On Mon, 05 Jun 2006 11:43:30 +0200, Steve Bennett wrote:
theme (eg, Women throughout the ages, or whatever). Disaster is inevitable from that point onward.
We can fix that.
Yep. We need to document these new rigid rules somewhere. I do like
First we need to find out which rules make sense and then make a convincing case: Demonstrate the benefits, have answers to apparent drawbacks, a realistic migration path. Compare the problems solved to the problems left.
If we ever got that far, there should be a sandbox that challenges people to add problem and corner cases. New rules have little credibility unless you can demonstrate that you don't have to rethink parts of your system every time a new example comes up.
Unfortunately, I'm not aware of a good method for presenting and editing the kind of graphs we're talking about in a wiki.
So "living women" is taxonomy, but "Living persons" is an attribute?
I haven't thought this one through - ideas would be good. Ideally, we would have proper attributes, such that "living" could be stamped on someone (but that "living" could not be applied to artworks, tv shows or whatever...). I don't know a good way to taxonomise people, but I'm sure others do.
Ah, here I agree. So we have attributes for state (dead/alive). You probably want them for location, too. Being able to slap "in France" on an article would be helpful. Problem is, not everything is a bridge where "in <location>" has an unambiguous meaning in relation to the subject of the article. An American movie may be "set in France", or a movie set in the US may be "shot in France". And people may be "born in France" or have "died in France".
I guess the reason I am only mildly interested in hierarchies is that many interesting attributes (dead/alive, colors, professions) don't fit well into hierarchies. I think the real power comes from combining attributes.
The German WP is much closer to that. For instance, they don't have categories like "Polish Chemists". They only have the attribute categories "Polish" and "Chemist". From a practical point of view, that's less usable than what we have (they basically need to use CatScan which is fairly limited, and casual users don't know about it anyway). But it's conceptually cleaner, and they are in a better position for making interesting experiments.
Your definitions of taxonomies and attributes need work :-).
Heh :) Input welcome! I think the distinction between "taxonomy" and "attribute" is probably a sliding scale. It comes down to what is natural. Do we really think in terms of "nobel laureates"? I doubt it
Combining rigid rules with common sense is hard. I am tempted to quote your line about inevitable disaster.
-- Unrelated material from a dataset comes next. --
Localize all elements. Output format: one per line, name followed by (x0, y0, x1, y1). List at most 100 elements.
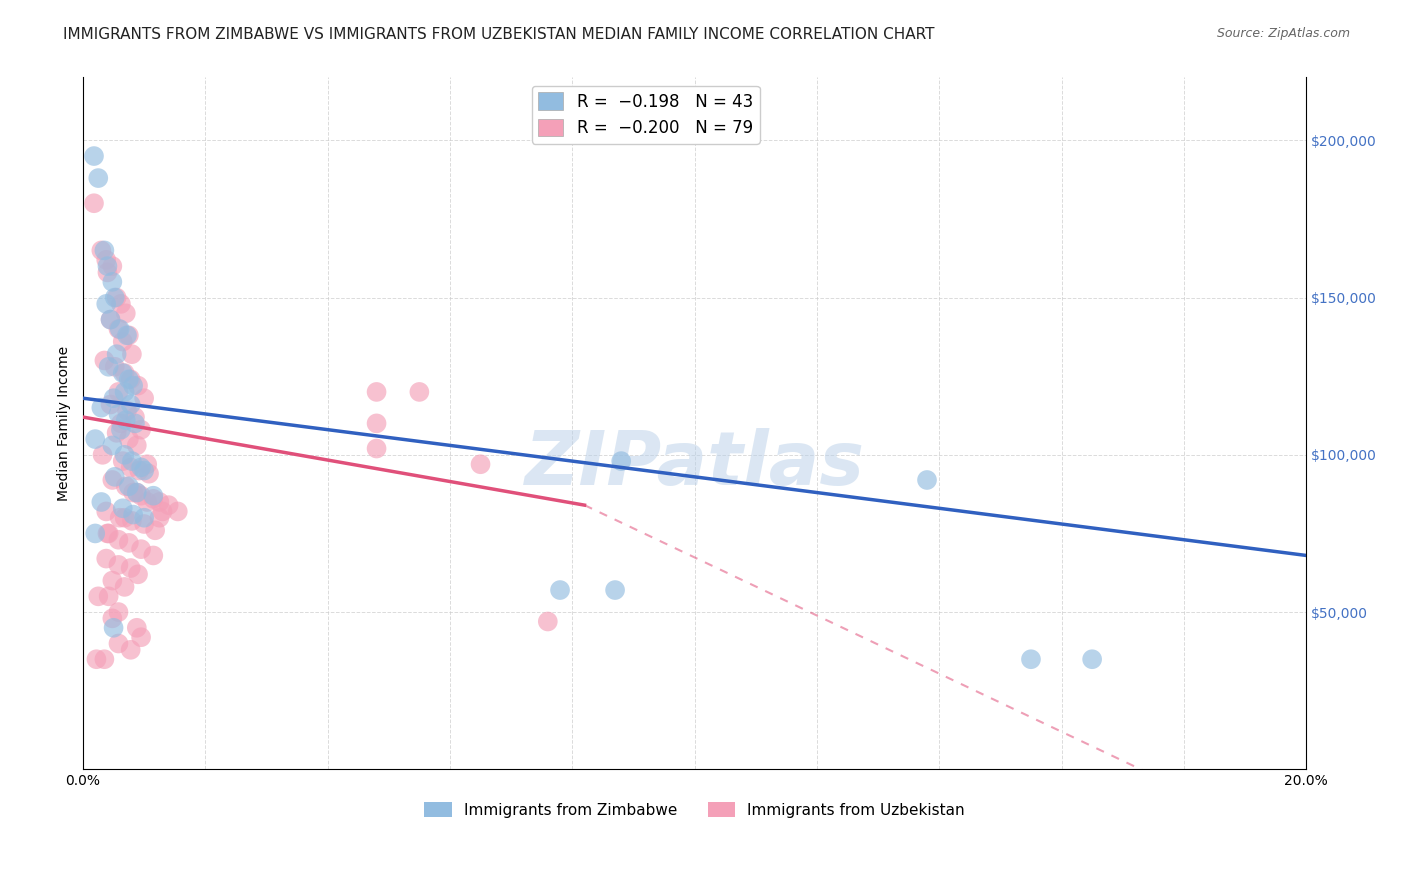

Distinct namespaces for different types of categories. It would involve some coding and the migration must be planned, but it might be easier to explain and easier to maintain. It would also be another small step towards a semantic web.
How many? What would you call them? What are the arguments against?
Your first question answers the third :-). As for the second, I don't think implementation details matter much at this stage.